The stents of the present invention can be formulated to be capable of carrying and delivering various substances or bioactive factors, provided that these substances or factors do not form a solid solution with the polymer, and It does not act as a plasticizer that reduces the Tg of the polymeric device to below 45 ° C. Such materials include opacifiers, natural factors (natural)
agent), and drug, but is not limited thereto. The polymer can be mixed with such materials or factors. For example, the substance or bioactive factor can be incorporated into the polymeric cylindrical device as a solid dispersion in a matrix. The matrix may be formed using a homogenous dispersion of particles in a biocompatible polymeric material of the type described herein above in connection with the stent of the present invention. Such particles must be small enough (eg, 1/5 to 1/10 of the column or wall of the cylindrical device) to not affect the continuity of the matrix. The substance or bioactive factor can also be placed on the exterior or interior surface of the cylindrical device, either by impacting or chemical coupling.

  The stent of the present invention lacks memory of previous processing and has a predetermined final shape and diameter memory.
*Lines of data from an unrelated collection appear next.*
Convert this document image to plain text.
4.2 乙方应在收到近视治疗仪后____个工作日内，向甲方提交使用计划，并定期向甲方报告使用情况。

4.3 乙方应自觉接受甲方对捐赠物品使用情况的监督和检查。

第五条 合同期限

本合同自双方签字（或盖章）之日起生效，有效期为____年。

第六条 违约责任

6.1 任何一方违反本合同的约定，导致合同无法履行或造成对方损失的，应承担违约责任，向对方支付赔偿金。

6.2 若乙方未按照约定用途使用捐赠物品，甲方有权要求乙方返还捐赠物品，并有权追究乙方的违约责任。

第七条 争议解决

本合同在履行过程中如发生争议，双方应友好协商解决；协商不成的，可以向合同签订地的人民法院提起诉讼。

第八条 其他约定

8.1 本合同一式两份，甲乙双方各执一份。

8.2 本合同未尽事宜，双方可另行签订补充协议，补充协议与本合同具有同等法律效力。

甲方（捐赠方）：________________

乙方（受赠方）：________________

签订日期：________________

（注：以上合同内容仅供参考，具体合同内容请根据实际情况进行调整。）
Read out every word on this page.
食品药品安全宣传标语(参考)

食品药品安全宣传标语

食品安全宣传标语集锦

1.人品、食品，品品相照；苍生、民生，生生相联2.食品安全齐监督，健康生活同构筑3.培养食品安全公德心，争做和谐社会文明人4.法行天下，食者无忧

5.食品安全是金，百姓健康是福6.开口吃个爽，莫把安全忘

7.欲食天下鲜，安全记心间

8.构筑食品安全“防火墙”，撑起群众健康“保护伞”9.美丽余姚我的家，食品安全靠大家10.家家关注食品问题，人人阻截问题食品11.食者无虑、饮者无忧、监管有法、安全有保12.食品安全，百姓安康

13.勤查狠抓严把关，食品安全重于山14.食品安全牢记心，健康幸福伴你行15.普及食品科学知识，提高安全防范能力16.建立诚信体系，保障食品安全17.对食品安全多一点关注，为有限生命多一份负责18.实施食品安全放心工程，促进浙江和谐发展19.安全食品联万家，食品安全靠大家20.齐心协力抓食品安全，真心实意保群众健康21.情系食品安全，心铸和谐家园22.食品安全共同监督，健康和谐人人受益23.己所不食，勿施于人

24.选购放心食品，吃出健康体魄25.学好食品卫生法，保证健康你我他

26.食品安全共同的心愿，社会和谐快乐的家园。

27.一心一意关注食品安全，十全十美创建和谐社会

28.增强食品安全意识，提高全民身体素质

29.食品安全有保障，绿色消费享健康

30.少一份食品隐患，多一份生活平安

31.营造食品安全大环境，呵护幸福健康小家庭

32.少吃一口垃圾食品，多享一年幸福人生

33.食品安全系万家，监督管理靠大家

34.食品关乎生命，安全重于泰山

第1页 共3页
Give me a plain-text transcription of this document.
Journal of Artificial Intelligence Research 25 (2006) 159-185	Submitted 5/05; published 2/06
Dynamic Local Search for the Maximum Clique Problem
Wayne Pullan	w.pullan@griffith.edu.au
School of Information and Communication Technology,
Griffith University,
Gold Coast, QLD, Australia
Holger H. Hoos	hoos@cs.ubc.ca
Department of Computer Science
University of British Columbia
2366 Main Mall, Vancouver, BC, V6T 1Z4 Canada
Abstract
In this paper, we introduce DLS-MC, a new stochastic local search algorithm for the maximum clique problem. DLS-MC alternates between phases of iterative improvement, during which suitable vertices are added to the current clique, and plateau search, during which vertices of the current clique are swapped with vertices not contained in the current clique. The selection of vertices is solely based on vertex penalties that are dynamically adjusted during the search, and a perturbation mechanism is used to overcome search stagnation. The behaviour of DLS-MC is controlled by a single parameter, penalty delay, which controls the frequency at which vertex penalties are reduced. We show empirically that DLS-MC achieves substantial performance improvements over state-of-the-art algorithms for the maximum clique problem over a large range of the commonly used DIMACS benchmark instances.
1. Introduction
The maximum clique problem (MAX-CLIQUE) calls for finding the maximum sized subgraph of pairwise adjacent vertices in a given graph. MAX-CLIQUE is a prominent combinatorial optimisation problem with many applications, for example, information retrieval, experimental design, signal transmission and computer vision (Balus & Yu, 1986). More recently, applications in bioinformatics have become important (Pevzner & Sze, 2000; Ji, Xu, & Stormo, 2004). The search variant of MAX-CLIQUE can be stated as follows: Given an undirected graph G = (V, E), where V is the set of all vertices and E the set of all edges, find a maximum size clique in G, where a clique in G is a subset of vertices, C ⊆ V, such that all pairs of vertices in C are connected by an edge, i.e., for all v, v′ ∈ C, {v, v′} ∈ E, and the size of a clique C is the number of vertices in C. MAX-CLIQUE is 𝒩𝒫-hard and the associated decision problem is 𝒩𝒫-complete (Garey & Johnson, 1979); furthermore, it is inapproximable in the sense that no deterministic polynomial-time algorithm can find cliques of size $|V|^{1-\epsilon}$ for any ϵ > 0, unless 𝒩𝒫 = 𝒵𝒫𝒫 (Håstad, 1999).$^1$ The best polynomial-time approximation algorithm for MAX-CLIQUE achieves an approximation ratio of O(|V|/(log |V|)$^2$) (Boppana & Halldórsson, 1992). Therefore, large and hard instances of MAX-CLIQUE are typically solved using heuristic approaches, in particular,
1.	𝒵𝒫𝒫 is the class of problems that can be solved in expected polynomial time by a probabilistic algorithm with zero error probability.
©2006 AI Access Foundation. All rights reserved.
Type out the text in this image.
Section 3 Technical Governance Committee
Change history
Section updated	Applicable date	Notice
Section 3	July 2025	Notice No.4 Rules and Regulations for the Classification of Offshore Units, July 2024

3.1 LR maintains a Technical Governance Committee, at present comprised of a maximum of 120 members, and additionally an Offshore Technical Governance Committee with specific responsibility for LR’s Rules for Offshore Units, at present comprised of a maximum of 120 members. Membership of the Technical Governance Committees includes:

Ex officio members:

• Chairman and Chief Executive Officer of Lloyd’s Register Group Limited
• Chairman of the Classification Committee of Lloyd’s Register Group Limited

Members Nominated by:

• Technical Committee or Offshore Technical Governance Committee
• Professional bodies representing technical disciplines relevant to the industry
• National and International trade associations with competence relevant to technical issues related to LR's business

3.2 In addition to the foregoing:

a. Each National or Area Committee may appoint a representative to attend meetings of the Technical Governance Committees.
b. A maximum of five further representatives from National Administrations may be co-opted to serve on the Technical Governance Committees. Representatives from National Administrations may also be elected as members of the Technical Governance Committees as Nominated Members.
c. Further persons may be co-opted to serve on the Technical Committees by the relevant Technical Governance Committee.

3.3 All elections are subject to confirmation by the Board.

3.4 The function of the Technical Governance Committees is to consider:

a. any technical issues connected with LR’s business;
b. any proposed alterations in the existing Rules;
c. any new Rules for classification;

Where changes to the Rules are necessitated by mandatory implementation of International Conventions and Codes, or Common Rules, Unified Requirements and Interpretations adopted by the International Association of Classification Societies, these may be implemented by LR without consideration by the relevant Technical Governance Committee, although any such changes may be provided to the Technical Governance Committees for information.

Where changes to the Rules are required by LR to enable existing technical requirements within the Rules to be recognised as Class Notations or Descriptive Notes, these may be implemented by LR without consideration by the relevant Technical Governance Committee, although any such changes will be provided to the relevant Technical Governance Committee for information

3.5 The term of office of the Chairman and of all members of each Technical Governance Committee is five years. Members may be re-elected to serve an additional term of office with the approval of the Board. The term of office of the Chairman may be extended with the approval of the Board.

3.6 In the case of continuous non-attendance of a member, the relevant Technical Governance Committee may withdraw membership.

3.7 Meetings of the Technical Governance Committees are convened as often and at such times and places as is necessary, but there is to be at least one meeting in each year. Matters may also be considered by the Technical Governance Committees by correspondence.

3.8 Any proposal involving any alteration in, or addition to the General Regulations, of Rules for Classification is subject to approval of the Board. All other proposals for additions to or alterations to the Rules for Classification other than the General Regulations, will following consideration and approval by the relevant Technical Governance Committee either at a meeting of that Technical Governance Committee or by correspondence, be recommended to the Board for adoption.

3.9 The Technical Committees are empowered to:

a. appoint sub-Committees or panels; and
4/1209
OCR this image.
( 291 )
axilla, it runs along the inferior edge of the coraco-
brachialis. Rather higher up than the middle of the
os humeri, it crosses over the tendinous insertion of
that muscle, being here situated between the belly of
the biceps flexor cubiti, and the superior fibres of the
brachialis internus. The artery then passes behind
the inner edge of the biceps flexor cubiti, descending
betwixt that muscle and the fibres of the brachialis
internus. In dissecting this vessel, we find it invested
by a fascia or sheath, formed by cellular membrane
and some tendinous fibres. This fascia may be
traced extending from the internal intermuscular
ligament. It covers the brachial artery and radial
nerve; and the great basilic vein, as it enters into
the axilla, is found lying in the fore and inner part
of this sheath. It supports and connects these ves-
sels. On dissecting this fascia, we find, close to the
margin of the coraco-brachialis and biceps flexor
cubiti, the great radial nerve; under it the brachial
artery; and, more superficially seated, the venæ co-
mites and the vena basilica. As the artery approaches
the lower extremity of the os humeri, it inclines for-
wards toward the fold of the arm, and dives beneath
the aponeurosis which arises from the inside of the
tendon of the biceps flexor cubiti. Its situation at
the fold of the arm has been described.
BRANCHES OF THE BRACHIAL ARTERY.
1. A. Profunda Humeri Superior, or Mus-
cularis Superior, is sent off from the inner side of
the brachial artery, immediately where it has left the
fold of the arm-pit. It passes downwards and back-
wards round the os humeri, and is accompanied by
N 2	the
II. Preparation of polymer-based stent assembly
In another aspect, the present invention relates to a method for preparing the polymer-based stents and stent assemblies of the present invention. If the initial polymeric cylindrical device has a diameter that is smaller than a predetermined final diameter, a slit or opening is formed in the cylindrical device, after which the cylindrical device has a final shape. And deformed or expanded to a diameter. This involves inserting a balloon into the polymeric cylindrical device (hereinafter referred to as a “pre-cut cylindrical device”), and the pre-cut cylindrical device is then pre-cut. Heated to a temperature above the Tg of the polymer used to form the cylindrical device, and until the size is approximately equal to or slightly larger than the predetermined final inner diameter of the implanted stent. This is accomplished by inflating the balloon. Maintaining the expanded pre-cut cylindrical device in a predetermined final shape, size and diameter, for example by attaching the pre-cut cylindrical device to a solid support, The cut cylindrical device is educated to erase the memory associated with any pre-process and gain a predetermined final shape, size, and diameter memory. In the case where the initial cylindrical device is formed in a given final shape, size and diameter, such a deformation or expansion step is not required. When the initial cylindrical device is formed in a predetermined final shape, size, and diameter, the slits or openings in the cylindrical device can be made before or after the educational process as described below.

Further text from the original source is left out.